What's more, the activity need not be strenuous but it should be done consistently, such as taking a brisk, 30-minute walk five days a week, said lead investigator Anne McTiernan, M.D., Ph.D., a member of Fred Hutchinson's Public Health Sciences Division and director of the center's Prevention Center.
"We thought it was important to determine if moderate-intensity physical activities, such as walking, biking outdoors or easy swimming, when initiated later in life, can reduce the risk of breast cancer, since these types of activities are achievable for most women," said McTiernan, who is also the lead author of "Breast Fitness: An Optimal Exercise and Health Plan for Reducing Your Risk of Breast Cancer" (St. Martin's/Griffin Trade Paperback).
"Our results suggest that indeed, moderate activity, even when started in a woman's postmenopausal years, can cut her risk of breast cancer by about 20 percent, suggesting that physical inactivity may be a modifiable breast-cancer risk factor in older women."

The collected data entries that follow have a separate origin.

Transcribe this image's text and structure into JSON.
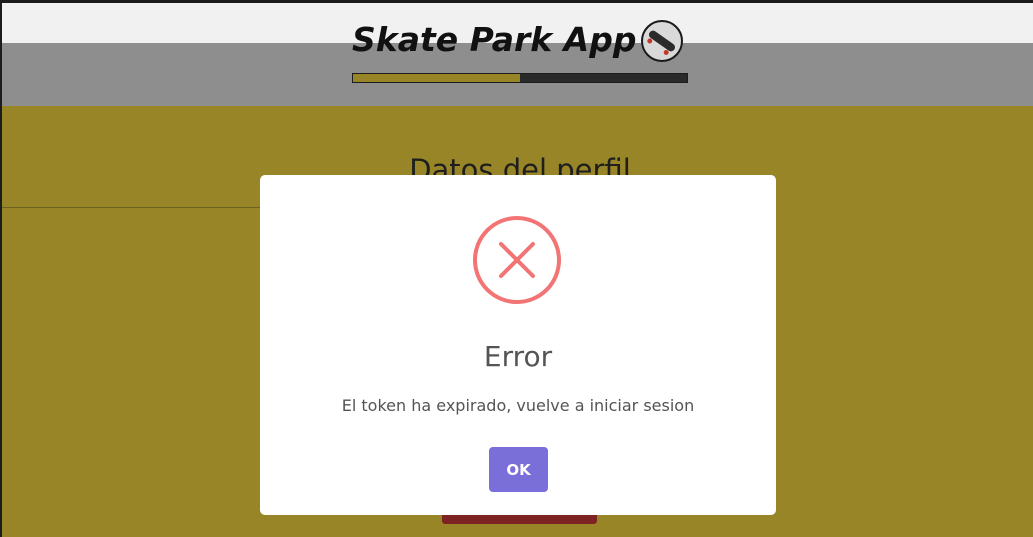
{
  "header": {
    "app_title": "Skate Park App",
    "logo_icon": "skateboard-icon",
    "progress_fraction": 0.5
  },
  "main": {
    "section_title": "Datos del perfil"
  },
  "modal": {
    "icon": "error-x-icon",
    "title": "Error",
    "message": "El token ha expirado, vuelve a iniciar sesion",
    "ok_label": "OK"
  },
  "colors": {
    "olive_dimmed": "#988528",
    "error_red": "#f27474",
    "ok_button": "#7a6ed8",
    "header_dimmed": "#8e8e8e"
  }
}
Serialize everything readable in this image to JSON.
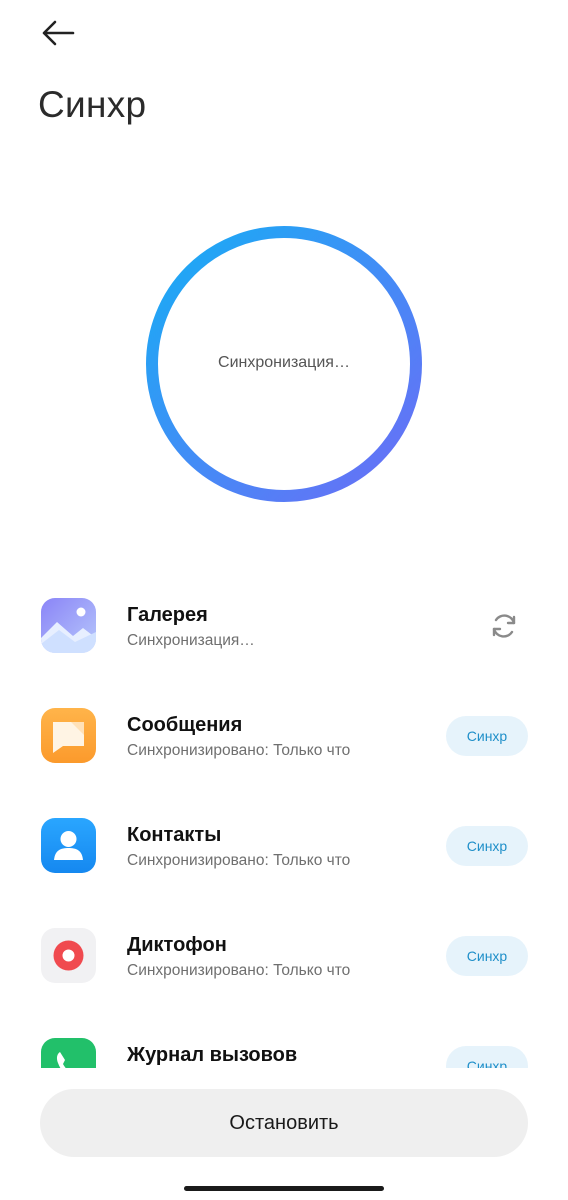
{
  "header": {
    "title": "Синхр"
  },
  "progress": {
    "status": "Синхронизация…"
  },
  "apps": [
    {
      "name": "Галерея",
      "status": "Синхронизация…",
      "action": ""
    },
    {
      "name": "Сообщения",
      "status": "Синхронизировано: Только что",
      "action": "Синхр"
    },
    {
      "name": "Контакты",
      "status": "Синхронизировано: Только что",
      "action": "Синхр"
    },
    {
      "name": "Диктофон",
      "status": "Синхронизировано: Только что",
      "action": "Синхр"
    },
    {
      "name": "Журнал вызовов",
      "status": "",
      "action": "Синхр"
    }
  ],
  "footer": {
    "stop_label": "Остановить"
  },
  "colors": {
    "ring_start": "#16aef5",
    "ring_end": "#6d6cf6",
    "sync_button_bg": "#e6f3fb",
    "sync_button_text": "#1f8fc9"
  },
  "icons": {
    "back": "arrow-left-icon",
    "gallery": "gallery-icon",
    "messages": "messages-icon",
    "contacts": "contacts-icon",
    "recorder": "recorder-icon",
    "call_log": "phone-icon",
    "syncing": "refresh-icon"
  }
}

In addition, the researchers found that regular exercise also causes a similar reduction in overall breast-cancer incidence among women considered to be at highest risk for the disease, such as those with a strong family history of breast cancer, those who've never had children and those who take combination estrogen/progestin hormone-replacement therapy.
"The good news is that even though HRT increases the risk of breast cancer, exercise is something women can do to lower this risk if they choose to continue taking HRT to manage the symptoms of menopause or to prevent osteoporosis," McTiernan said.